NJ's Plan for Federal School Funds Needs Approval
Will Christie administration’s proposal on how to distribute $268 million in aid get Washington’s OK?
Hoping for the federal government’s approval, the Christie administration is proposing to divide up $268 million in late-summer federal relief for schools along the same lines as the state aid cuts the districts have endured, officials said.
Uniformly applied, that could mean as much as a quarter of each district’s lost state aid could be restored for specific classroom jobs.
Districts were cut roughly 5 percent of their budgets, or $1.1 billion statewide. Federal estimates have said as many as 3,900 school jobs could be restored in New Jersey.
But now it’s up to the federal government to decide whether that will be allowed.
Gov. Chris Christie’s spokesman said yesterday that the state is still waiting word from Washington on whether it can distribute the aid along those lines, deviating from the criteria laid out in the jobs relief law.
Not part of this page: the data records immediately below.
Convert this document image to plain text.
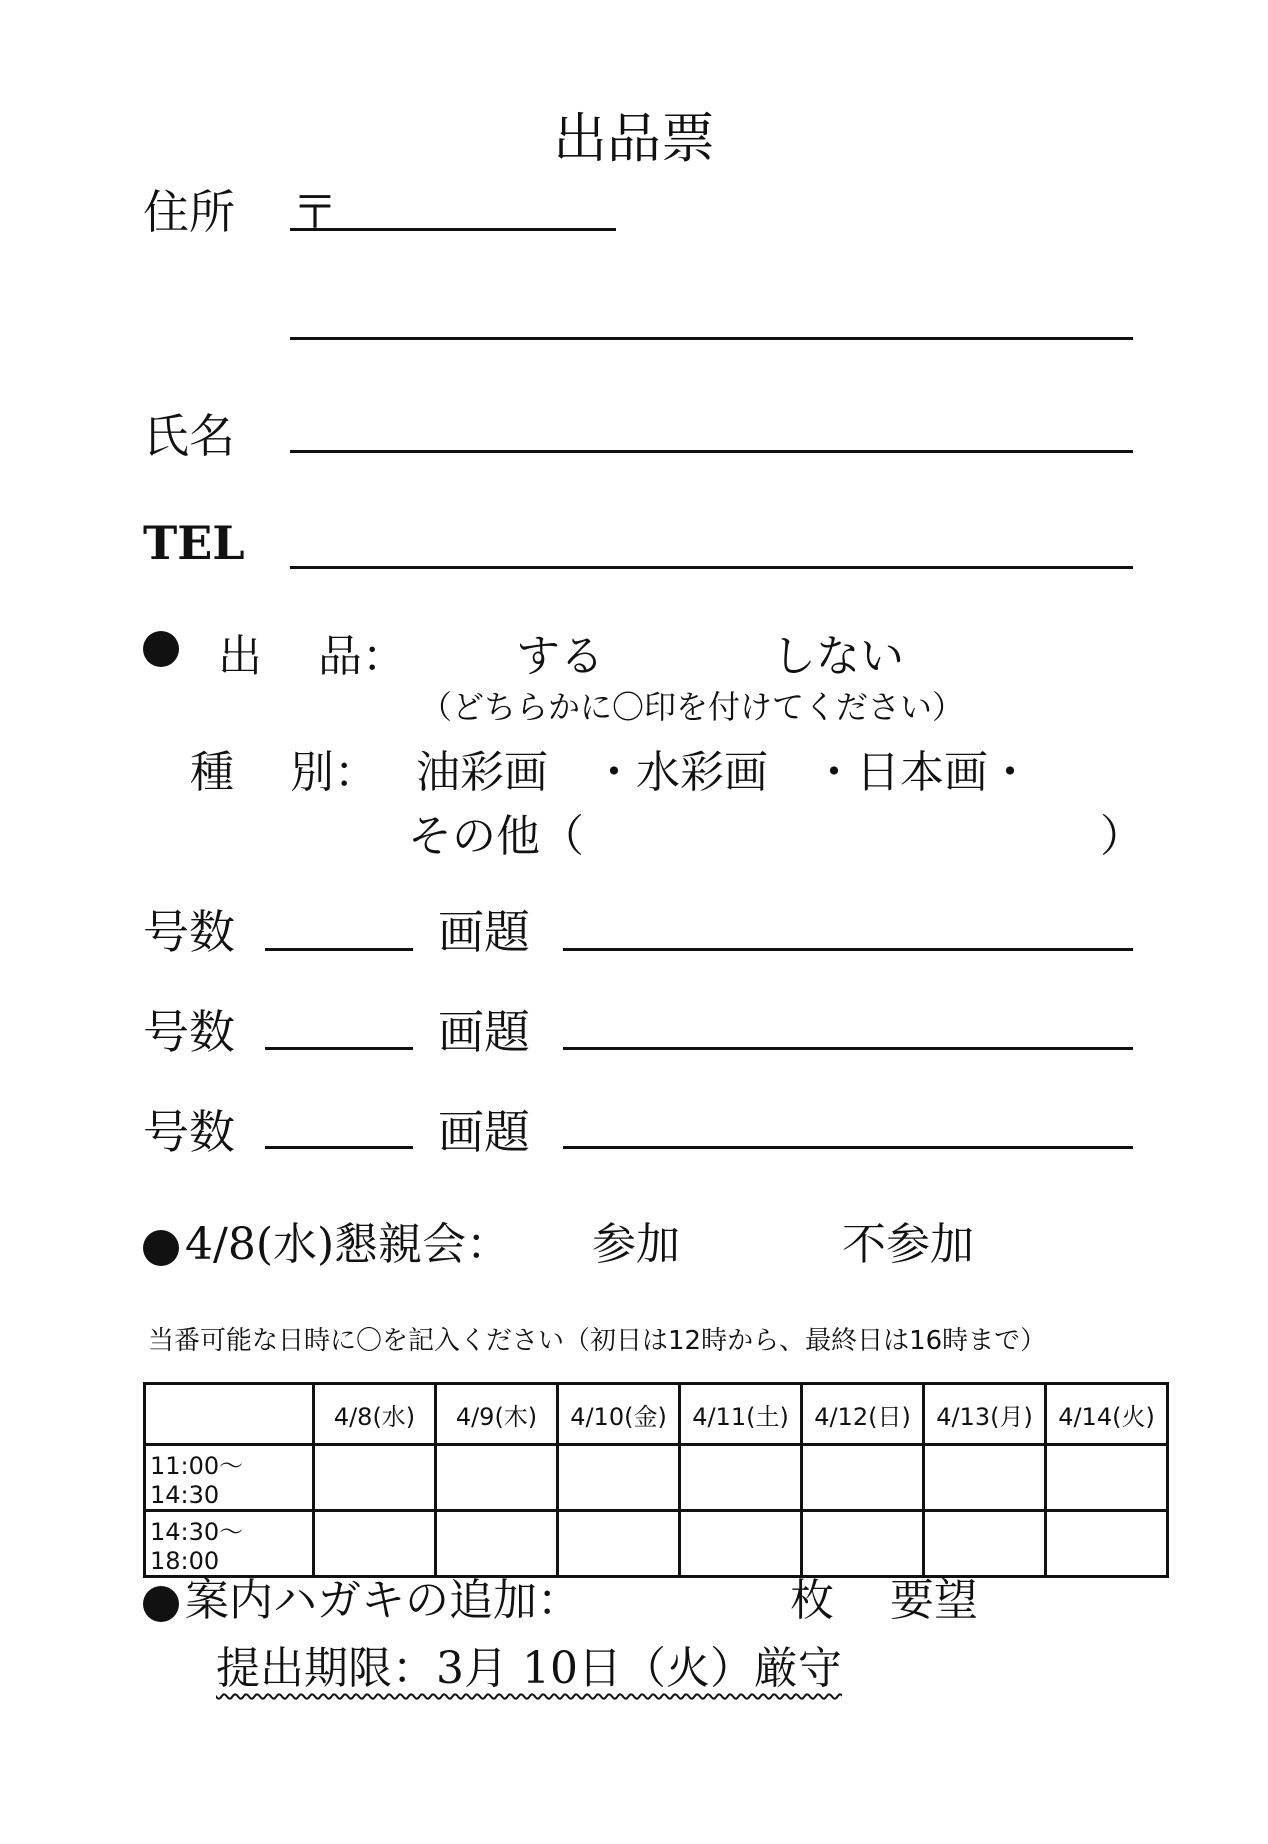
出品票
住所 〒
氏名
TEL
出 品：	する	しない
（どちらかに〇印を付けてください）
種 別： 油彩画　・水彩画　・日本画・
その他（	）
号数	画題
号数	画題
号数	画題
4/8(水)懇親会： 参加	不参加
当番可能な日時に〇を記入ください（初日は12時から、最終日は16時まで）
	4/8(水)	4/9(木)	4/10(金)	4/11(土)	4/12(日)	4/13(月)	4/14(火)
11:00〜14:30							
14:30〜18:00							
案内ハガキの追加：	枚 要望
提出期限：3月 10日（火）厳守
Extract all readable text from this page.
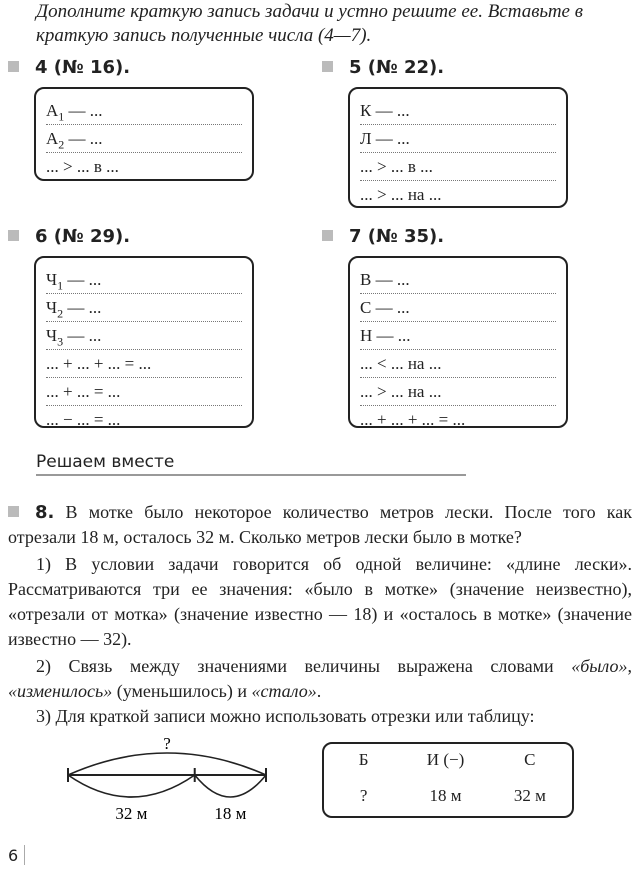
Дополните краткую запись задачи и устно решите ее. Вставьте в краткую запись полученные числа (4—7).

4 (№ 16).
$А_1$ — ...
$А_2$ — ...
... > ... в ...
5 (№ 22).
К — ...
Л — ...
... > ... в ...
... > ... на ...
6 (№ 29).
$Ч_1$ — ...
$Ч_2$ — ...
$Ч_3$ — ...
... + ... + ... = ...
... + ... = ...
... − ... = ...
7 (№ 35).
В — ...
С — ...
Н — ...
... < ... на ...
... > ... на ...
... + ... + ... = ...
Решаем вместе

8. В мотке было некоторое количество метров лески. После того как отрезали 18 м, осталось 32 м. Сколько метров лески было в мотке?

1) В условии задачи говорится об одной величине: «длине лески». Рассматриваются три ее значения: «было в мотке» (значение неизвестно), «отрезали от мотка» (значение известно — 18) и «осталось в мотке» (значение известно — 32).

2) Связь между значениями величины выражена словами «было», «изменилось» (уменьшилось) и «стало».

3) Для краткой записи можно использовать отрезки или таблицу:

?
32 м	18 м
Б	И (−)	С
?	18 м	32 м
6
Under the law, states may only distribute the money using their prevailing state aid formulas or through the federal Title I program that steers additional money on the basis of schools’ low-income students.
“We want to do it on a prorated basis with their cuts,” said Christie spokesman Michael Drewniak yesterday. “We felt it was fair the way we made the cuts, and this is a fair way to return them.”
Questions as to how and when the money will be distributed have drawn complaints from state Democrats and the New Jersey Education Association, the teachers union that has proved arguably Christie’s biggest nemesis.
“It is an affront to every unemployed person in the state that the Governor cares so little about helping get people back to work,” read a statement from NJEA President Barbara Keshishian. “And it is even worse, because he’s also denying students across the state a better education.”
Drewniak called the complaint “NJEA nonsense,” saying the state would apply in time for the Sept. 9 deadline and that the money would be distributed in turn with every other state’s. He contested the claim that applying early would bring the money any quicker.
“It is a non-competitive grant, and there is a deadline that we will meet,” he said.